I expect to spend about a year preparing the information, before presenting it to the family. So I have time to work out how to make it accessible.

For my family tree TW, I’ve decided to put it on a public static web service/site.

That way, I can share the link to it with family.

Anybody with the link can access it, but nobody can find it by doing any search of the web.

I do have living relatives in the tree, but I only put birth dates for relatives who have passed away. (Just in case a malicious person does access my TW, they won’t find it useful for the purpose of identity theft.)

IF I was gathering photos and other documents, I would have them all as documents external to TW, all in some organized tree of subfolders, with links to those documents in the TW.

Any family member who wants to be able to view the TW offline, would have to download the TW and the subfolder tree with all the photos and documents.

All editing of my TW, I do with my local copy sitting on my computer. When I want to make edits/additions available, I publish the TW to my public static web service/site.

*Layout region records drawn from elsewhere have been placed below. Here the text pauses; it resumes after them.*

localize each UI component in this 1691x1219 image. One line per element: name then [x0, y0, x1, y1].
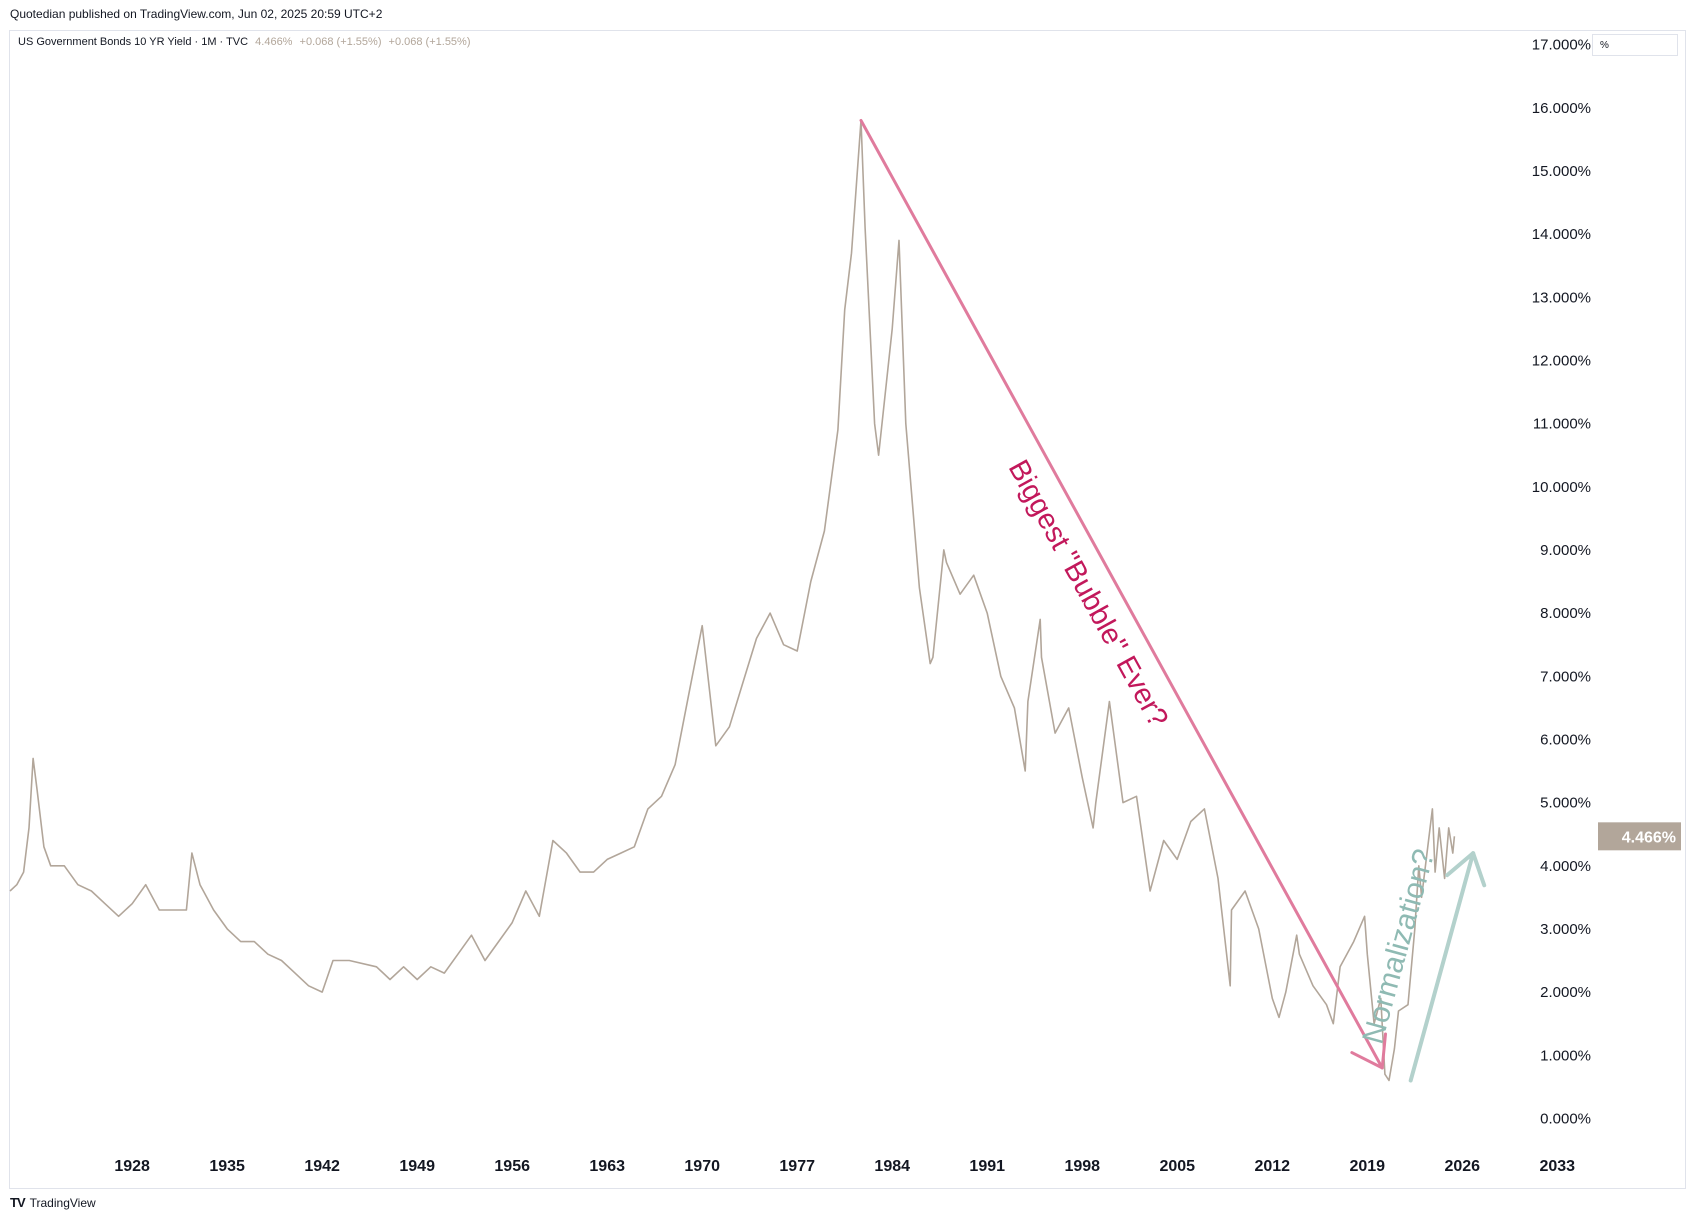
normalization-arrow-head — [1445, 851, 1487, 888]
x-tick-label: 2026 — [1444, 1158, 1480, 1175]
tradingview-logo-icon: TV — [10, 1195, 26, 1210]
y-tick-label: 0.000% — [1540, 1110, 1591, 1127]
brand-label: TradingView — [29, 1195, 96, 1210]
last-price: 4.466% — [255, 36, 293, 48]
x-tick-label: 1935 — [209, 1158, 245, 1175]
y-tick-label: 9.000% — [1540, 542, 1591, 559]
y-tick-label: 8.000% — [1540, 605, 1591, 622]
y-tick-label: 16.000% — [1532, 100, 1591, 117]
x-tick-label: 2019 — [1349, 1158, 1385, 1175]
last-value-label: 4.466% — [1622, 829, 1676, 846]
x-tick-label: 2033 — [1539, 1158, 1575, 1175]
x-tick-label: 1984 — [874, 1158, 910, 1175]
x-tick-label: 1963 — [589, 1158, 625, 1175]
symbol-name: US Government Bonds 10 YR Yield · 1M · T… — [18, 36, 249, 48]
publisher-caption: Quotedian published on TradingView.com, … — [10, 7, 383, 21]
y-tick-label: 2.000% — [1540, 984, 1591, 1001]
last-value-badge — [1598, 822, 1681, 851]
y-tick-label: 15.000% — [1532, 163, 1591, 180]
chart-frame — [9, 30, 1686, 1189]
x-tick-label: 1977 — [779, 1158, 815, 1175]
y-tick-label: 11.000% — [1533, 416, 1591, 433]
y-tick-label: 12.000% — [1532, 352, 1591, 369]
bubble-arrow-head — [1350, 1032, 1387, 1070]
y-tick-label: 3.000% — [1540, 921, 1591, 938]
symbol-legend[interactable]: US Government Bonds 10 YR Yield · 1M · T… — [18, 36, 471, 48]
bubble-label: Biggest "Bubble" Ever? — [1002, 455, 1174, 733]
x-tick-label: 2005 — [1159, 1158, 1195, 1175]
x-tick-label: 1991 — [969, 1158, 1005, 1175]
y-tick-label: 6.000% — [1540, 731, 1591, 748]
x-tick-label: 1942 — [304, 1158, 340, 1175]
change-2: +0.068 (+1.55%) — [388, 36, 471, 48]
normalization-arrow-shaft — [1408, 851, 1476, 1083]
y-tick-label: 5.000% — [1540, 795, 1591, 812]
y-tick-label: 14.000% — [1532, 226, 1591, 243]
y-tick-label: 13.000% — [1532, 289, 1591, 306]
change-1: +0.068 (+1.55%) — [299, 36, 382, 48]
series-line-0 — [9, 119, 1456, 1082]
x-tick-label: 1970 — [684, 1158, 720, 1175]
x-tick-label: 1928 — [114, 1158, 150, 1175]
tradingview-brand[interactable]: TV TradingView — [10, 1195, 96, 1210]
bubble-arrow-shaft — [859, 118, 1384, 1070]
axis-unit-label: % — [1600, 40, 1609, 51]
x-tick-label: 1956 — [494, 1158, 530, 1175]
y-tick-label: 17.000% — [1532, 37, 1591, 54]
x-tick-label: 1949 — [399, 1158, 435, 1175]
x-tick-label: 1998 — [1064, 1158, 1100, 1175]
x-tick-label: 2012 — [1254, 1158, 1290, 1175]
y-tick-label: 1.000% — [1540, 1047, 1591, 1064]
axis-unit-toggle[interactable]: % — [1592, 34, 1678, 56]
y-tick-label: 7.000% — [1540, 668, 1591, 685]
y-tick-label: 4.000% — [1540, 858, 1591, 875]
y-tick-label: 10.000% — [1532, 479, 1591, 496]
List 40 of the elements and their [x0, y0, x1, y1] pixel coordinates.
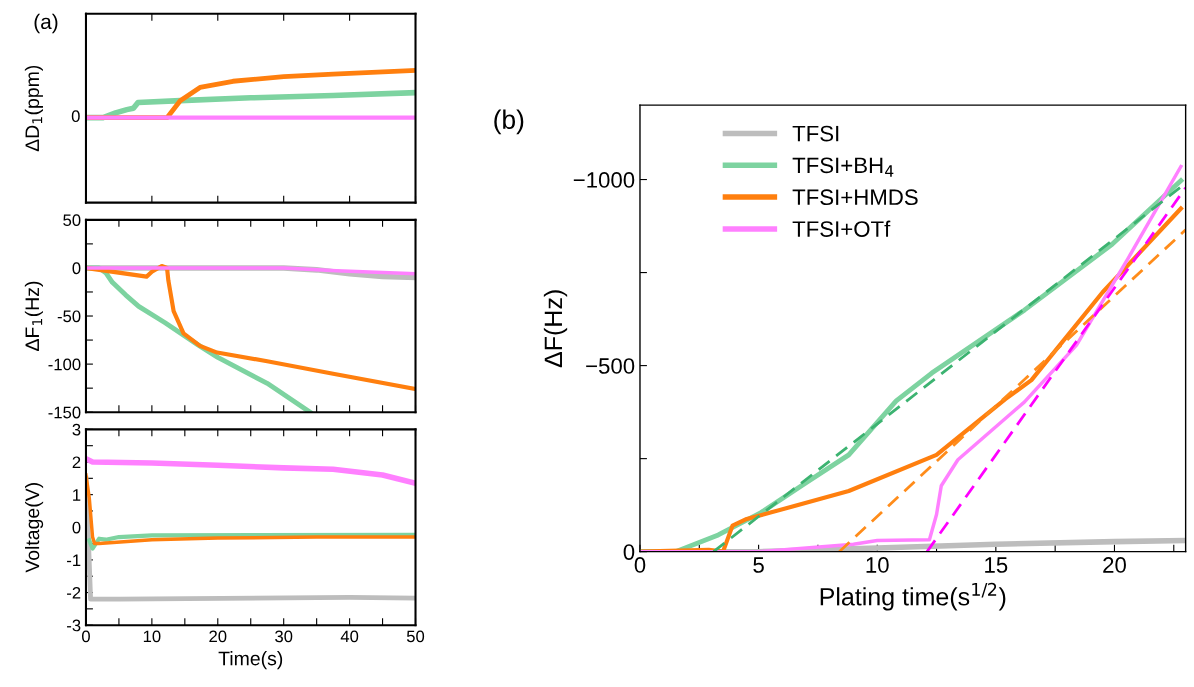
- y-axis-title: ΔF$_{1}$(Hz): [24, 281, 43, 351]
- y-tick-label: -100: [48, 358, 81, 371]
- x-tick-label: 15: [985, 557, 1008, 573]
- x-axis-title: Time(s): [218, 651, 283, 670]
- x-axis-title: Plating time(s$^{1/2}$): [820, 582, 1006, 611]
- x-tick-label: 5: [753, 557, 764, 573]
- x-tick-label: 30: [275, 630, 293, 643]
- y-tick-label: -50: [57, 310, 81, 323]
- line-series: [85, 473, 416, 546]
- y-tick-label: 2: [72, 456, 81, 469]
- x-tick-label: 50: [406, 630, 425, 643]
- y-axis-title: ΔD$_{1}$(ppm): [24, 65, 43, 152]
- x-tick-label: 20: [1103, 557, 1126, 573]
- y-axis-title: Voltage(V): [25, 483, 44, 573]
- y-tick-label: -150: [48, 406, 81, 419]
- y-tick-label: 1: [73, 489, 81, 501]
- y-tick-label: 0: [623, 544, 635, 560]
- x-tick-label: 0: [81, 630, 90, 643]
- legend-label: TFSI+OTf: [792, 220, 891, 237]
- text: (a): [34, 13, 58, 34]
- y-tick-label: 0: [72, 262, 81, 275]
- x-tick-label: 10: [143, 630, 161, 643]
- legend-label: TFSI+BH$_{4}$: [792, 157, 894, 177]
- legend-label: TFSI+HMDS: [792, 189, 918, 206]
- legend-label: TFSI: [792, 125, 839, 142]
- y-tick-label: -1: [67, 554, 81, 566]
- x-tick-label: 10: [866, 557, 889, 573]
- y-tick-label: 50: [63, 214, 81, 227]
- y-tick-label: -3: [67, 619, 81, 632]
- y-tick-label: 0: [72, 521, 81, 534]
- x-tick-label: 40: [340, 630, 359, 643]
- y-axis-title: ΔF(Hz): [543, 290, 568, 368]
- y-tick-label: 3: [72, 423, 81, 436]
- text: (b): [494, 109, 524, 135]
- y-tick-label: −500: [586, 358, 635, 374]
- y-tick-label: −1000: [573, 172, 635, 188]
- x-tick-label: 0: [634, 557, 646, 573]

Right now, my trees (my parents and onward) have about 2,000 ancestors in all. Fun because any other family tree I’ve seen on all sides of the family, they have only focused on the male family names.

I spent some time today thinking about the way forward, and I came to the conclusion that I need to do something very similar to what you have described above.
It seems inevitable that I’ll have to pay an annual fee for storing the TW and the photos, pdfs etc.
I might divide the TW into 2 separate TWs, one for my family, one for my wife’s, with some duplication or cross referencing for parts that apply to both of us (not just in our generation - the 4th great uncle of the husband of my 1st cousin once removed is also the step-father-in-law of my wife’s 3xgreat grandfather)

Have you managed to follow your family back to France? I guess they were Bretons.

And, getting back to my original question, the solution will be different if I’m keeping the TW and photos in separate places. I’ll have to create thumbnails of the photos to include in TW, and make sure each thumbnails is limited to just a few Mb.

I haven’t paid too much attention to location details other than country of origin.

Although largely from France (anywhere on the west coast), I’ve got a handful of ancestors from England, Ireland, Scotland, Portugal, Spain, and Switzerland, and one ancestor with parents from Holland.

Combining the family trees for both my mum and dad, all of their parents have common (very far away) ancestors, with a few of those common ancestors separated by only a few generations.

Pretty interesting stuff.

I would be tempted to keep the thumbnails and original photos in close proximity, external to the TW, and on the static web server. Just to make it easier to manage thumbnails to original photos. If you have a ton of thumbnails, even those will make the the whole TW slower to load at some point for folk with slow web service.

That said, for offline viewing of TW, it could be really nice for those thumbnails to exist in the TW.